La Croix Rouge internationale, qui siégeait dans le camp, avait obtenu du commandant de la place que notre camp soit déclaré « ouvert » et qu’il ne sera pas défendu par les S.S, qui avaient encore beaucoup de munitions…

Le dirigeant du camp accepta même de hisser le drapeau blanc sur la plus haute baraque de la cour.

Malgré ces promesses et engagements, les allemands évacuèrent les Juifs et les russes, un jour, avant la libération du camp par l’armée américaine.

Les trois quarts de ces « évacuations » furent décimés en route dans les bois environnants.
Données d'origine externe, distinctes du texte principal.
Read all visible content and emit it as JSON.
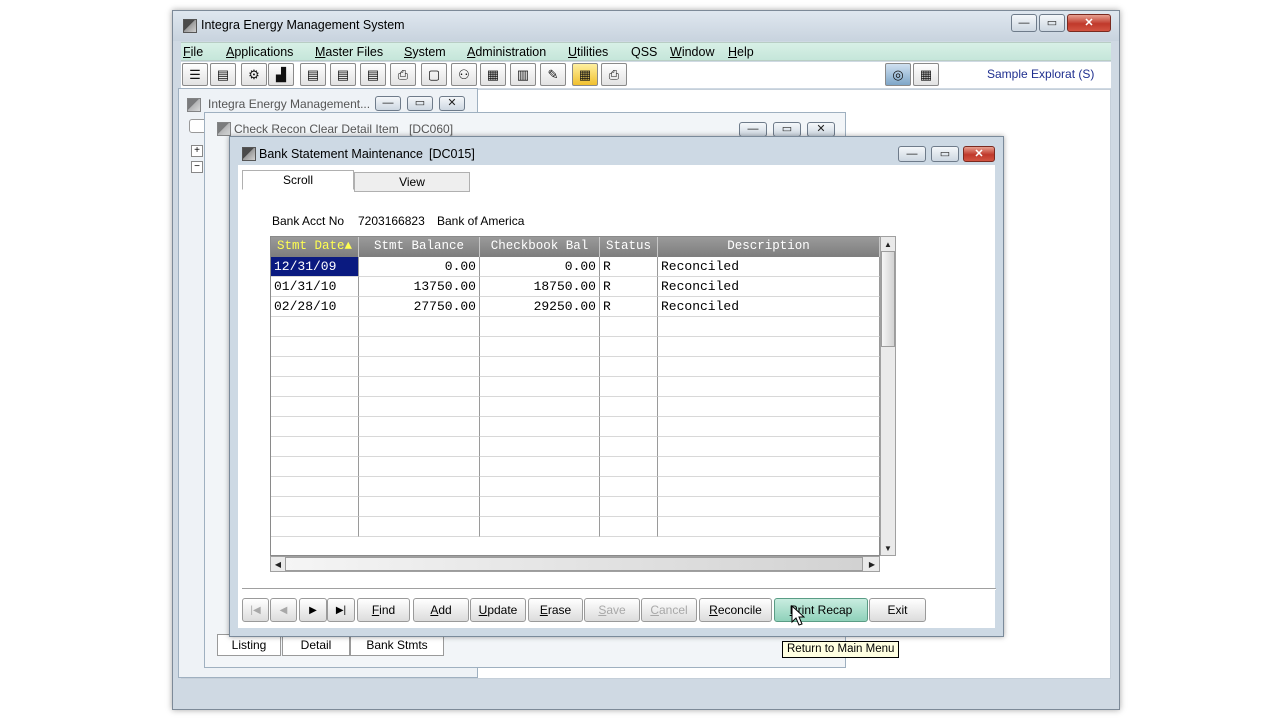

Quelques survivants en réchappèrent et c’est ainsi qu’on apprit que les allemands tirèrent presque à bout portant sur les prisonniers, avec l’excuse que ceux-ci voulaient s’enfuir…Au plus qu’on tirait, les malheureux couraient…

Dans le rapport de ces évènements, figurait la mention « erschossen in flucht » : Abattus en s’enfuyant. Les S.S avaient exécuté les ordres de leur patron Himmler. Ne pas laisser de survivants.

Le chef de la gestapo pouvait être fier de ses hommes. Ils lui étaient fidèles jusqu’à la fin. Je crois même qu’on trouva à Dachau des documents où il était question de « liquider » tout le camp avec tous les prisonniers, mais le facteur temps a probablement joué en notre faveur et n’a pas permit l’exécution de ce plan diabolique.